What I am against: First, let me clearly state that I am against forcing every American into government-run healthcare. Patients should be able to have access to private doctors, practitioners and hospitals.
I do not believe in enacting Medicare for All over night, and believe the following programs should not be messed with: TRICARE for active military members, the VA Veterans health care program and programs for Native Americans (IHS).
What I support: A four year plan that allows people and employers to buy-into Medicare early in four phases. In the first year, people under the age of 50 would become eligible to buy-in to Medicare. In the second year, the buy-in option would be lowered to 45, followed by 35 in the third year, and in the final year all taxpayers would be eligible to buy-in to Medicare as their primary insurance plan, thereby eliminating the costs of private insurance premiums, co-payments, and deductibles.

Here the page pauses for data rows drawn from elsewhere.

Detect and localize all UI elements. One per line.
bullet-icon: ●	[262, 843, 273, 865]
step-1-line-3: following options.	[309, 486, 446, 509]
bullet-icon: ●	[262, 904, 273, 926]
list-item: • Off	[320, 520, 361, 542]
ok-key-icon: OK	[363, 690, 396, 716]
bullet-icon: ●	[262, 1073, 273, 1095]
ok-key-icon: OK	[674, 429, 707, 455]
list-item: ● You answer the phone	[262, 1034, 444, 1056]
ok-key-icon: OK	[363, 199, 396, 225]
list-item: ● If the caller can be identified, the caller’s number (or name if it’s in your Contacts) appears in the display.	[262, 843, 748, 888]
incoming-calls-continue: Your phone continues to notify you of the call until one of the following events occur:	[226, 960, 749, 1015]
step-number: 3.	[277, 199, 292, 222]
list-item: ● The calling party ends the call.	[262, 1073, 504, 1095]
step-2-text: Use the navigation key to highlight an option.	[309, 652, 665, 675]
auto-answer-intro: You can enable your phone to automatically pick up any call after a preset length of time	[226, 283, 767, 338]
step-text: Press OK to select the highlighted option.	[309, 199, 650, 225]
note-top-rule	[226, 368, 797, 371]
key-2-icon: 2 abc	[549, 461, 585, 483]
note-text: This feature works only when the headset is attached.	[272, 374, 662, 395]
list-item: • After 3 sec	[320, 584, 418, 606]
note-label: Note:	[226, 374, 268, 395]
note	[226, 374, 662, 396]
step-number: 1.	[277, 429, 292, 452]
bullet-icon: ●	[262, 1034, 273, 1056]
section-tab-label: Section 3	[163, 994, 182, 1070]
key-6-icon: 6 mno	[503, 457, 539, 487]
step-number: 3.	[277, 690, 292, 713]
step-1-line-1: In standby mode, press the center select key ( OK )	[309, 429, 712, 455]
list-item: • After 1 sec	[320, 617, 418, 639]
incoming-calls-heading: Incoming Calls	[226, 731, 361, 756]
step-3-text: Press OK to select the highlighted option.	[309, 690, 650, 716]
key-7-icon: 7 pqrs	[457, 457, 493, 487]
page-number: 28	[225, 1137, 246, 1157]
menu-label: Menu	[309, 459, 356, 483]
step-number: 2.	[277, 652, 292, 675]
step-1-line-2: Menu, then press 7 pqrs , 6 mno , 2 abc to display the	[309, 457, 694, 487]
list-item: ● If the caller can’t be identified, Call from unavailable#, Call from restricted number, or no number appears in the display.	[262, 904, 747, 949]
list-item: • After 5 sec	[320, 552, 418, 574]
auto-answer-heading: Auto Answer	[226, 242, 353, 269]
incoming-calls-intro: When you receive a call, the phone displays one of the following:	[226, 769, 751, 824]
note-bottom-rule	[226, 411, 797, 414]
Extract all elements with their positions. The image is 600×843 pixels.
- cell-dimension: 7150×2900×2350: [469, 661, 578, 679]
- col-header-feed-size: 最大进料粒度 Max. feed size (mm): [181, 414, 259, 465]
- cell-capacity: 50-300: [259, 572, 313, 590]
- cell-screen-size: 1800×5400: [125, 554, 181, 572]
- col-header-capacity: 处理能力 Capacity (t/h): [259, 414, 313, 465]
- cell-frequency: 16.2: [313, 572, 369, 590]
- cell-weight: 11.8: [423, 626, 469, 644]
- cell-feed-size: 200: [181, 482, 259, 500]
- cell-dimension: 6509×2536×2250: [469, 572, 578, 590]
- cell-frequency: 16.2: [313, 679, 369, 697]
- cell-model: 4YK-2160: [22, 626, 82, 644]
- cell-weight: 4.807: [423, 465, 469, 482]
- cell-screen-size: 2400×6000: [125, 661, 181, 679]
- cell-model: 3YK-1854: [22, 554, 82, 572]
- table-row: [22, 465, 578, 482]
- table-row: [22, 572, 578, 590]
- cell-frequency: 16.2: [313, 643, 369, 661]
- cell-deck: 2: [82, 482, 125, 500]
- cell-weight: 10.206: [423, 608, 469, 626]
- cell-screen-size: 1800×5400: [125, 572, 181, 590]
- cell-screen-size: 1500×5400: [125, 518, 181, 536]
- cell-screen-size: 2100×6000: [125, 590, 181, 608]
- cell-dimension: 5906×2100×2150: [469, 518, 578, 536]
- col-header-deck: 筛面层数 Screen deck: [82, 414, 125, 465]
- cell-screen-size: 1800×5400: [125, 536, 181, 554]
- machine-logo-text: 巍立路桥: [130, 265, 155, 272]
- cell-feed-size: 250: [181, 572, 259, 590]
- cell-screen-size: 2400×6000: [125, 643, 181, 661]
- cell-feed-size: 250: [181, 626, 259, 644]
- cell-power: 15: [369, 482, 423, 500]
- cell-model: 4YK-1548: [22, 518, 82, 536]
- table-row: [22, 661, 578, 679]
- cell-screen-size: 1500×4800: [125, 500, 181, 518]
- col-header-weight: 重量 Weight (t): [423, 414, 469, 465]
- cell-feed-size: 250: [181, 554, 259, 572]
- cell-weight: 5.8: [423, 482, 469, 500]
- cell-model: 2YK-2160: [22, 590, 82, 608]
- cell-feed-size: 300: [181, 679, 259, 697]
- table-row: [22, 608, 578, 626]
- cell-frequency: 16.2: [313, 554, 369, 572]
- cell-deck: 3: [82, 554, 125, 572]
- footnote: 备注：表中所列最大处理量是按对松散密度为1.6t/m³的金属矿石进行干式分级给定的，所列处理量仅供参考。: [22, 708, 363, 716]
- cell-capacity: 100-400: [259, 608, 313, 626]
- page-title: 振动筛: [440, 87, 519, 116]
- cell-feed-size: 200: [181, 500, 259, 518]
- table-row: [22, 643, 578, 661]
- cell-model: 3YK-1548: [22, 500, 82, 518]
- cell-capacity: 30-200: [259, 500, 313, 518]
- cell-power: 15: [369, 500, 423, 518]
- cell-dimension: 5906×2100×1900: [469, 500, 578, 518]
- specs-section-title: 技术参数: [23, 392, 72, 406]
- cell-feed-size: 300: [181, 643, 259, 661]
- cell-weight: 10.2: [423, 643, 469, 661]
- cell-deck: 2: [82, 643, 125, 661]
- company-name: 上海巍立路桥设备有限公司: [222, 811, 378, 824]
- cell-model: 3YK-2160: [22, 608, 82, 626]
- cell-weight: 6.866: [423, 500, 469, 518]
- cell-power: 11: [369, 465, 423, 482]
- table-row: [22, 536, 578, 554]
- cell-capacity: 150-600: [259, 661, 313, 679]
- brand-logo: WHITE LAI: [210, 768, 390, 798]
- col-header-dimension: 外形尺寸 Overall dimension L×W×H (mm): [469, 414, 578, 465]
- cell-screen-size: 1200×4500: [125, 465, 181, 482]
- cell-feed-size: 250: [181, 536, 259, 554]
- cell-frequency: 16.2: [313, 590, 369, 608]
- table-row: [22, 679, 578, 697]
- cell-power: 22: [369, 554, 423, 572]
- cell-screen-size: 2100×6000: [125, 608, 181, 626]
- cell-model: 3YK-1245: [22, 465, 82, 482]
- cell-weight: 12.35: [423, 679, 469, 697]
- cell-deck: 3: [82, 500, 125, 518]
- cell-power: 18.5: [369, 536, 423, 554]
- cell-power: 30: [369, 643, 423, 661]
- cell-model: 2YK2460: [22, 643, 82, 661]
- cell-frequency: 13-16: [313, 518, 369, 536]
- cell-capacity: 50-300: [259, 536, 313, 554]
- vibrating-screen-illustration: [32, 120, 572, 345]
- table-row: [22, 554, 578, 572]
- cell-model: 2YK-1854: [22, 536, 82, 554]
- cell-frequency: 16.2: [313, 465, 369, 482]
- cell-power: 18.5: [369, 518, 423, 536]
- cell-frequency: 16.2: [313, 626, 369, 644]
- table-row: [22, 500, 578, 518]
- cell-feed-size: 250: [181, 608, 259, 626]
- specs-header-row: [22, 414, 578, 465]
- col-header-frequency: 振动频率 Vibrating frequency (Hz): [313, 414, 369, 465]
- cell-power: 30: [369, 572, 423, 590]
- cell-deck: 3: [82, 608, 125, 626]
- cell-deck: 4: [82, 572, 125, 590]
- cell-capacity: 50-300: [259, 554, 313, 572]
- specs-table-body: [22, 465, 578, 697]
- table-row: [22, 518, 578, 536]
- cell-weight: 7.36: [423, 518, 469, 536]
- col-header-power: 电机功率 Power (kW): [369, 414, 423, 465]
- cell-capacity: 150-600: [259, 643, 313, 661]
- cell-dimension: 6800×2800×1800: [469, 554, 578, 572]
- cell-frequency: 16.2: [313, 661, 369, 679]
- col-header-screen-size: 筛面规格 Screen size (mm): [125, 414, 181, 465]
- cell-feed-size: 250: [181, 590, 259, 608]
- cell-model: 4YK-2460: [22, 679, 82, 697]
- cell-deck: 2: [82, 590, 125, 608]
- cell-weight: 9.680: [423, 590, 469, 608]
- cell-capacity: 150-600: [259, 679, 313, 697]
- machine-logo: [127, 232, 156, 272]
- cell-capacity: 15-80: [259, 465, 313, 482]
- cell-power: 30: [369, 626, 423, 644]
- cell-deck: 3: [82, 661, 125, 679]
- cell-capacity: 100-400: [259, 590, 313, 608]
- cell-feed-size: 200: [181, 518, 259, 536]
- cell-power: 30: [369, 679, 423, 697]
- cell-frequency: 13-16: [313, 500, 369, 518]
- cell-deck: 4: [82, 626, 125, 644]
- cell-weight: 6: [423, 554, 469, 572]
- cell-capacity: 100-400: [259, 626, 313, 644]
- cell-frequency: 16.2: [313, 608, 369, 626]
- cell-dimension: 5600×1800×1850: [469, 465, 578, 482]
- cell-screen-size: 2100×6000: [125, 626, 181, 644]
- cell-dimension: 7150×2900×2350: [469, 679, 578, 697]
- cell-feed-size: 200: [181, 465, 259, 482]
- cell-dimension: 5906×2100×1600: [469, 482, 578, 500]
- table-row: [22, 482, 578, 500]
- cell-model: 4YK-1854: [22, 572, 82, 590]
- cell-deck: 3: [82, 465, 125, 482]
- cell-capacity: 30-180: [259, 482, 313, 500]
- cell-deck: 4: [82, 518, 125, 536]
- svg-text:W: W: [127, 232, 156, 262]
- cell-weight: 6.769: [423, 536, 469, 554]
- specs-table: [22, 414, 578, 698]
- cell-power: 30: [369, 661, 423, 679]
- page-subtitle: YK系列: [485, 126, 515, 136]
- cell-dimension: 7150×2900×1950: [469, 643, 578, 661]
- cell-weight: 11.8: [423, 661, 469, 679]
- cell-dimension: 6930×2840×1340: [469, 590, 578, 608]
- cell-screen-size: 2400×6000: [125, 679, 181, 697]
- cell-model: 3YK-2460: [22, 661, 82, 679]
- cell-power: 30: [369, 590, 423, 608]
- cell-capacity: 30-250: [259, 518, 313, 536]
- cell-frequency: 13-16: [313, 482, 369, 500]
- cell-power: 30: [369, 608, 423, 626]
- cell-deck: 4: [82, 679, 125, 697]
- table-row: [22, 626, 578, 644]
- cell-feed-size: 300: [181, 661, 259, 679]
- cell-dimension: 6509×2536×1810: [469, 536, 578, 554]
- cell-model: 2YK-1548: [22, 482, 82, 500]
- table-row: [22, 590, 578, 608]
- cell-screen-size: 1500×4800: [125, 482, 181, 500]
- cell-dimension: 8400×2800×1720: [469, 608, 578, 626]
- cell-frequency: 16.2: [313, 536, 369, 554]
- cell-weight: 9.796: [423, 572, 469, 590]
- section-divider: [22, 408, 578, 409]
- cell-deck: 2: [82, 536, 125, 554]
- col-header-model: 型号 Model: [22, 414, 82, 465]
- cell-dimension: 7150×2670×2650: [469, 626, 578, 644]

What about private insurance? Like seniors who have the choice to purchase Medicare advantage and supplemental insurance, I believe people should have the choice to purchase supplemental private healthcare insurance if they have the desire and means to do so.
End result: This plan would positively impact all consumers, force the free market to adapt, and sustain Medicare for seniors over the age of 65.
What changes? Right now, a part of your paycheck each month goes to fund your future Medicare benefits upon retirement. My plan would simply give Americans access to Medicare now. In exchange for paying more into Medicare, we’d eliminate expensive premiums, co-payments and deductibles of private insurance. The net result would be less costly coverage.
According to Physicians for a National Health Program, 95 percent of all households would save money under such a program. Patients would no longer face financial barriers to care such as co-pays and deductibles, and would regain free choice of doctor and hospital, and doctors would regain autonomy over patient care.
Sick children and pregnant women should always have quality healthcare. I would vote for permanent authorization of the CHIP program on its merits.
Many wounded veterans, cancer patients, and recovering opioid addicts have successfully incorporated medicinal cannabis into their treatment. In fact, studies have shown that medicinal cannabis can help heal the human brain after years of opioid abuse by reconnecting synapses and neural networks. If elected, I will support de-scheduling cannabis and fund research to examine it as a natural alternative to often lethal prescription drugs such as opioids, depressants, and amphetamines.